この他の要素として、リンパ節や他の臓器への転移の有無も、進行度の判定に用いられます。 これらの転移がある症例は、極めて進行したがんとして扱われます。
肝細胞がんが疑われる全症例において腹部超音波検査、CT検査、MRI検査、必要におうじて血管造影検査などの画像検査を施行します。これらの検査により、腫瘍の個数と局在場所(どの程度のがんが肝臓のどの場所にいくつあるか)について治療前に明確にします。同時に血液検査などをおこない、肝臓の機能、B型、C型の肝炎ウイルスについて十分検索します。
肝細胞がんの治療法
肝細胞がんの治療法には大きく分けて、以下の6つの方法があります。
1.手術療法(肝切除術)
2.局所療法(エタノール注入、マイクロウェーブ凝固療法、ラジオ波熱凝固療法)
3.肝動脈(化学)塞栓療法
4.分子標的治療薬
5.インターフェロン併用肝動注化学療法
6.肝移植
その6つの治療法のなかで、大阪大学 消化器外科では主に、肝切除術、肝移植、インターフェロン併用肝動注化学療法を行っています。 2.ラジオ波などの針を用いた局所療法は、消化器内科・放射線科が、 3.の肝動脈(化学)塞栓療法:TAE/TACE(カテーテルを用いた治療)については、放射線科が担当しています。

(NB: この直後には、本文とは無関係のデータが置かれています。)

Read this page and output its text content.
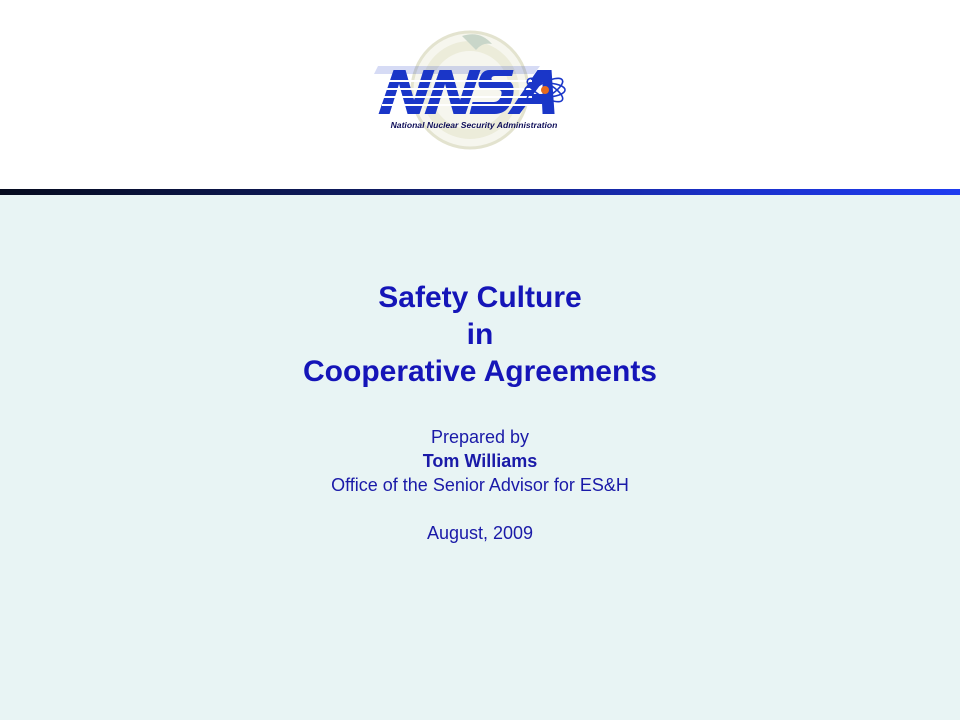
National Nuclear Security Administration
Safety Culture
in
Cooperative Agreements
Prepared by
Tom Williams
Office of the Senior Advisor for ES&H
August, 2009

そして、われわれ消化器外科と消化器内科、放射線科の3診療科において、定期的に合同会議を開催し、 肝細胞がんの治療方針について検討を行っています。
治療方針が決定したら、患者、家族に治療方針の具体的な内容と効果、予想される副作用と合併症、 その治療方針以外の治療の選択肢について担当医より説明があります。 そのうえで医師と患者の十分な話し合いのなかで最終的な治療方針を決定します。実際の治療については、前項に示した1~6の治療法が選択されます。
決して、外科は外科、内科は内科といったようなかたよった考え方では治療方針は決定していません。

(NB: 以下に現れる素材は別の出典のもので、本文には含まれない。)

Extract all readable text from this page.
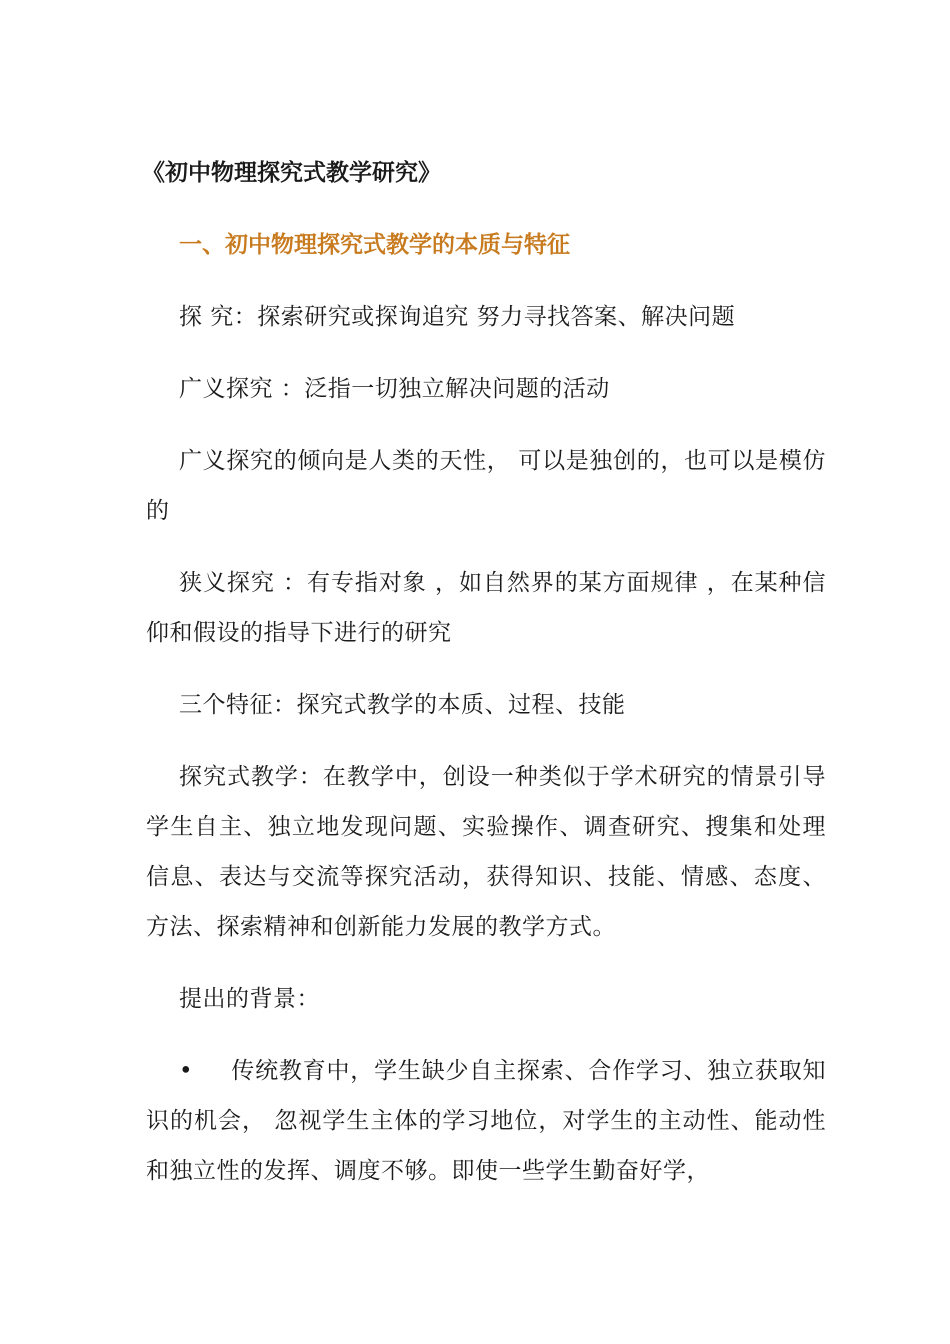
《初中物理探究式教学研究》
一、初中物理探究式教学的本质与特征

探 究：探索研究或探询追究 努力寻找答案、解决问题

广义探究 ：泛指一切独立解决问题的活动

广义探究的倾向是人类的天性， 可以是独创的，也可以是模仿的

狭义探究 ：有专指对象 ，如自然界的某方面规律 ，在某种信仰和假设的指导下进行的研究

三个特征：探究式教学的本质、过程、技能

探究式教学：在教学中，创设一种类似于学术研究的情景引导学生自主、独立地发现问题、实验操作、调查研究、搜集和处理信息、表达与交流等探究活动，获得知识、技能、情感、态度、方法、探索精神和创新能力发展的教学方式。

提出的背景：

• 传统教育中，学生缺少自主探索、合作学习、独立获取知识的机会， 忽视学生主体的学习地位，对学生的主动性、能动性和独立性的发挥、调度不够。即使一些学生勤奋好学，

肝切除術(手術的にがんを周囲の肝組織を含めて切り取る方法)
肝切除は、腫瘍数が2ないし3個以下が適応ですが、肝機能が良いことが絶対条件です。 周囲の肝組織を含めて病巣を摘出するので、最も確実な治療法といえます。 また、非常に大きながんや、肝臓の外側にとび出した形のがんの場合も、手術の適応となります。 後述するTAE/TACEやインターフェロン併用動注化学療法における補助療法として手術が選択される場合もあります。 当科における肝切除術の成績については後述します。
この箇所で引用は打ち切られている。